I am also looking for a way to associate VisualElements with custom data.

For example, HTML provides data attributes:

HTML is designed with extensibility in mind for data that should be associated with a particular element but need not have any defined meaning.

Data attributes are used (among others) by UI frameworks such as Bootstrap.

The very same could be done for UXML.
Such a simple thing. But it would make UI Toolkit more versatile, more adaptable for custom use cases and implementations.

1 Like

Bump @uDamian @HugoBD-Unity @SimonDufour

Answer, please.

Thanks!

Hi! There has indeed been an update on this topic: new runtime bindings system.
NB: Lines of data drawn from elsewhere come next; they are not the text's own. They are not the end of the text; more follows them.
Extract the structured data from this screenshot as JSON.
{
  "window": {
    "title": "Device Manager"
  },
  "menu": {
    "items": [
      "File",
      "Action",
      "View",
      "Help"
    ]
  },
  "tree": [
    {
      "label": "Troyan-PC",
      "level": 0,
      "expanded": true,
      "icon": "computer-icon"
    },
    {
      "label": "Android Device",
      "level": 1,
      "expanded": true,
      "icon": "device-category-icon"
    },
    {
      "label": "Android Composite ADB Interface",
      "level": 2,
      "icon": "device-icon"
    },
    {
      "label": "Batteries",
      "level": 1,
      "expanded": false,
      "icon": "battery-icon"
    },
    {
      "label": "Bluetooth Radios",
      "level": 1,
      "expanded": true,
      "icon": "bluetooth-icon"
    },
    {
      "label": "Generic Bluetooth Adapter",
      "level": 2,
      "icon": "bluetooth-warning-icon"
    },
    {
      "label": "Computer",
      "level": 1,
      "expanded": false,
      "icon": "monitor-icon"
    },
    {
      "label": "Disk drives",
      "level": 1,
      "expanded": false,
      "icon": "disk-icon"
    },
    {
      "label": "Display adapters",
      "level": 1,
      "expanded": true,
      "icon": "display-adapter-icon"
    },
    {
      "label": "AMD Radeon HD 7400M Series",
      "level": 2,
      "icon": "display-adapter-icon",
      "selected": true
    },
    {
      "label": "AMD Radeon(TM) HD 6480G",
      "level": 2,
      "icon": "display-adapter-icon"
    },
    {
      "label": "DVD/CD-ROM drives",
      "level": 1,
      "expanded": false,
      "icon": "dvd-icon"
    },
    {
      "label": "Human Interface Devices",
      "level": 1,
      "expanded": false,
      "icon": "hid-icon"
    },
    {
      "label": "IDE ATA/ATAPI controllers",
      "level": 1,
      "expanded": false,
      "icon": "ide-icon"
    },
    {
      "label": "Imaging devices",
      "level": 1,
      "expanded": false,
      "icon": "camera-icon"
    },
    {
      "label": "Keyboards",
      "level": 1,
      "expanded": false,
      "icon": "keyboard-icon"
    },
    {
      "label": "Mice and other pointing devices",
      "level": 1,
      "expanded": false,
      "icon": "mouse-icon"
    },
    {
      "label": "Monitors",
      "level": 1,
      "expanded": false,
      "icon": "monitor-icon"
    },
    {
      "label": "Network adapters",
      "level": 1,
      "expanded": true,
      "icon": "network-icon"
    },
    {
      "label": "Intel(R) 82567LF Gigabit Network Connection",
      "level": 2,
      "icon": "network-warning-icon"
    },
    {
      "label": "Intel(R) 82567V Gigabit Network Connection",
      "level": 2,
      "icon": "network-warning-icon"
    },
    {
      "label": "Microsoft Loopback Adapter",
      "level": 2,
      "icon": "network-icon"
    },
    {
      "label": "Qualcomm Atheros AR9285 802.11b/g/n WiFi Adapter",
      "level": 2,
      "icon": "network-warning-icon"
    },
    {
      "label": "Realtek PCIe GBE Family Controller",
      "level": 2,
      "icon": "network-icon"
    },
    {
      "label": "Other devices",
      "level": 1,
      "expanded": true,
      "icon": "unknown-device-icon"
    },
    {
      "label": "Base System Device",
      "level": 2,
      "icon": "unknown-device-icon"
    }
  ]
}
Here’s the main doc for the feature:

While you still won’t be able to simply add “a data component” onto an existing element type, what you could do instead is use custom bindings to bind custom data to an element without having to create a new element type:

And more video-first intro to binding was made for the last Unite:

Hope that helps.

2 Likes

@uDamian so in 2022.x LTS we have to continue to inherit from a control no? Thanks.

Obviously:/

The data binding is a good step in the right direction.
But it is very verbose compared to adding an attribute.